A report by Commissioner Carolyn Cooper found in 2018, a senior doctor failed to provide an acceptable standard of care and breached the Code of Health and Disability Services Consumers' Rights.
She also found the doctor was not experienced enough to work unsupervised, and did not seek advice from someone more senior or a cardiologist when he should have.
The woman, in her 70s, had collapsed after complaining of "crushing" chest pain and shortness of breath, and was taken to hospital by an ambulance.
At the emergency department, the senior doctor ruled out diagnosing an aortic dissection - a tear in the aorta, which is a "serious condition" - despite the woman's presentation and concerning symptoms, Cooper said.
The report showed the doctor ruled it out because the woman's condition appeared to improve, her pain lessened, and there were no "typical features" like "sharp, tearing or ripping chest pain and unstable vital signs".
He considered it could have been reflux, and sent the patient home with anti-reflux medication and advice that what she was experiencing was not cardiac related.
The next evening the woman's husband called the ambulance as she appeared to be having a seizure. At the hospital she was vomiting, pale and cold, had low blood pressure and was in significant pain.
The doctors were not sure what was wrong, but made a preliminary diagnosis of a gastrointestinal bleed, and a CT scan suggested she had an infected gallbladder. She was transferred to the intensive care unit in the early hours of the next morning.
She went into cardiac arrest just before 7am, and died at 7.30am.

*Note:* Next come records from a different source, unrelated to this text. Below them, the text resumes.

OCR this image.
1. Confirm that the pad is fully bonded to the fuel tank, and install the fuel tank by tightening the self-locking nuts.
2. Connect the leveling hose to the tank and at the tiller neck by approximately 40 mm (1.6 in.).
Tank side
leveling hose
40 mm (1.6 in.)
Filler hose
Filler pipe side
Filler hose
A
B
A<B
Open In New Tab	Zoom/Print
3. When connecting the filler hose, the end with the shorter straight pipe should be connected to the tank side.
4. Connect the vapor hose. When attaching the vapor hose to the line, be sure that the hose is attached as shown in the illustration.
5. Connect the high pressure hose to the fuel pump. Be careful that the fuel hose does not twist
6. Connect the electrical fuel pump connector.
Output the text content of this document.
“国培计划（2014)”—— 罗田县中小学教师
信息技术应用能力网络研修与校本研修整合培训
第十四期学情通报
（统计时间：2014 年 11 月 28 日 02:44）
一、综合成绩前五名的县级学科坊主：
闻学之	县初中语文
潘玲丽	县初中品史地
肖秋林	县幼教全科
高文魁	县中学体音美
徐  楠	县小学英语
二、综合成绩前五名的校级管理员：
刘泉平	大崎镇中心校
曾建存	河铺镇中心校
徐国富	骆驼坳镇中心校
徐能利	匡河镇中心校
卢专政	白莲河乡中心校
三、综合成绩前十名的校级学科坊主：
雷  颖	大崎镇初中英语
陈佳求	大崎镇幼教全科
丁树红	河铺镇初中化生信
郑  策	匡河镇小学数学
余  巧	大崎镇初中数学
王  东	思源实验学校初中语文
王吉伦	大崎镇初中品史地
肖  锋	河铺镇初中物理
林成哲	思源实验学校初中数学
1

A post mortem found she died of an acute aortic dissection with a fatal hemopericardium - an accumulation of blood in the space around the heart.
"Although this is a rare diagnosis, it is one with severe consequences and I'm not satisfied that appropriate steps were taken to allow the senior doctor to exclude this confidently," Cooper said.
The doctor also failed to use "appropriate tools" for discounting other relevant diagnoses, nor did they seek cardiology advice before discharging the woman, she said.
"I consider that had the appropriate review of the woman's history been undertaken, along with the advice from her family about the significant family history, it would have been appropriate for the senior doctor to have obtained cardiology advice prior to the woman's discharge."
Te Whatu Ora said the doctor had sufficient experience to work with minimal supervision - but the doctor admitted he needed more training. He had been in the role two months.
"I was very early on in my emergency medicine training but was given a senior position. In retrospect, I should have declined that position," the doctor told the commissioner.
He also admitted he should have consulted with another senior doctor before discharging the woman.
The report also found a "significant lack of documentation" of the woman's records.
The doctor said he was under considerable pressure at the time "due to the expectation that patients were to be seen and discharged from ED within six hours".
The doctor was individually accountable for his decisions and should write to the woman's family to apologise, Cooper said.
But she also noted Te Whatu Ora carried out a "serious adverse event review" after the woman's death - then lost the report. The health agency was also criticised for not assessing, monitoring and managing the woman's pain and vital signs throughout her time in hospital.
Since the woman's death, the doctor has educated himself further about detecting aortic dissection, and attended a meeting to discuss what went wrong, and how to avoid similar problems in the future.
And Te Whatu Ora has changed its system so doctors have three months of supervision to ascertain their experience before being placed on the senior doctor roster.
It also updated advice about when to escalate problems to consultants, and added sessions on chest pain and different diagnoses to its junior doctor training programme.